Sachs miró otra vez a la mujer, y dudó. La morena había perdido el conocimiento y su mano estaba caída a un lado; ya no se cogía la pierna terriblemente herida. Y ya había un charco de sangre bajo su torso.

Dios mío…

Avanzó hacia ella. Luego se detuvo. No. Tú sabes lo que tienes que hacer. Amelia Sachs corrió hacia la ventana lateral. Miró hacia afuera, al igual que antes, muy fugazmente, por si él la estuviera esperando. Pero no, Boyd esperaba que ella salvará a la mujer. Sachs le vio alejándose de la casa a toda velocidad por el callejón adoquinado, sin darse la vuelta ni una vez para mirar hacia atrás.
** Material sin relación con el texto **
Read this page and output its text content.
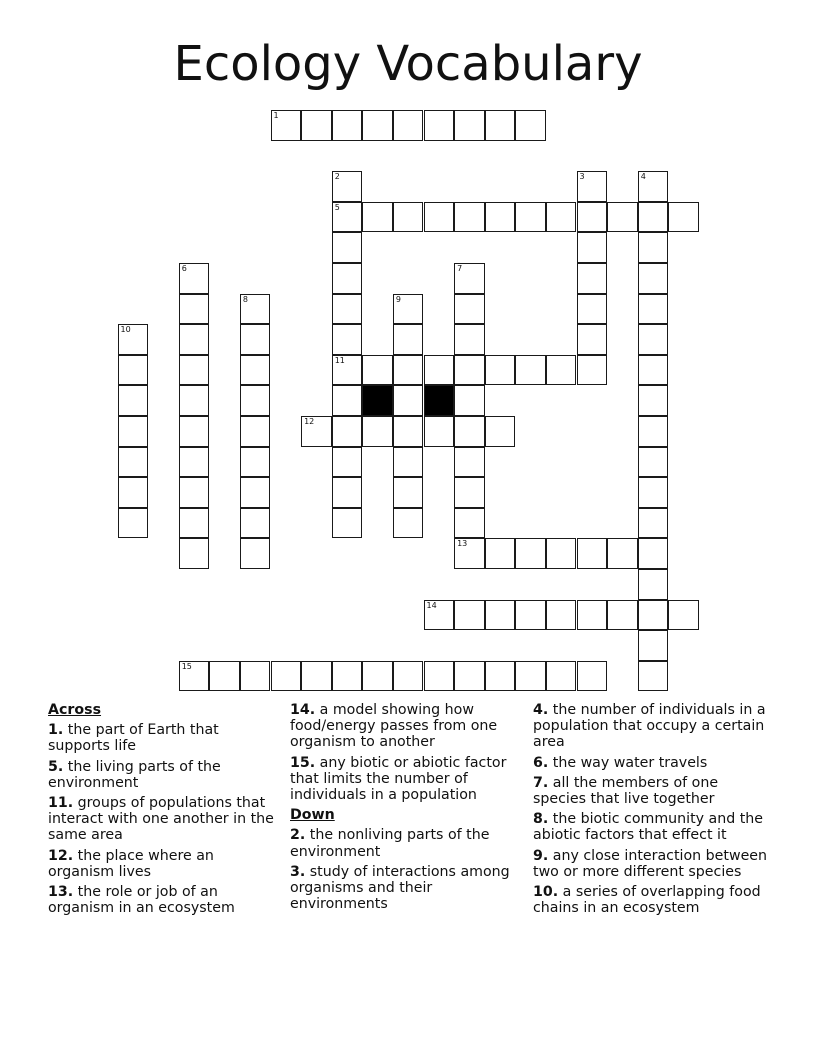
Ecology Vocabulary
1
5
11
12
13
14
15
2	3	4
6	7
8	9
10
Across
1. the part of Earth that supports life
5. the living parts of the environment
11. groups of populations that interact with one another in the same area
12. the place where an organism lives
13. the role or job of an organism in an ecosystem
14. a model showing how food/energy passes from one organism to another
15. any biotic or abiotic factor that limits the number of individuals in a population
Down
2. the nonliving parts of the environment
3. study of interactions among organisms and their environments
4. the number of individuals in a population that occupy a certain area
6. the way water travels
7. all the members of one species that live together
8. the biotic community and the abiotic factors that effect it
9. any close interaction between two or more different species
10. a series of overlapping food chains in an ecosystem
Sachs miró hacia abajo. Hasta el suelo era una caída de casi dos metros. La mentira sobre el dolor provocado por el tropezón, que le había contado a Sellitto veinte minutos antes, había sido una bola; el dolor crónico no lo era.

Santo cielo.

Se subió a toda prisa sobre el alféizar, libre de cristales, balanceó sus piernas hacia afuera y se dejó caer de un impulso. Para amortiguar el golpe del aterrizaje, mantuvo flexionadas las rodillas. Pero fue una caída larga, y al tocar el suelo su pierna izquierda cedió y Sachs cayó dando tumbos sobre la grava y la hierba, con un grito de dolor.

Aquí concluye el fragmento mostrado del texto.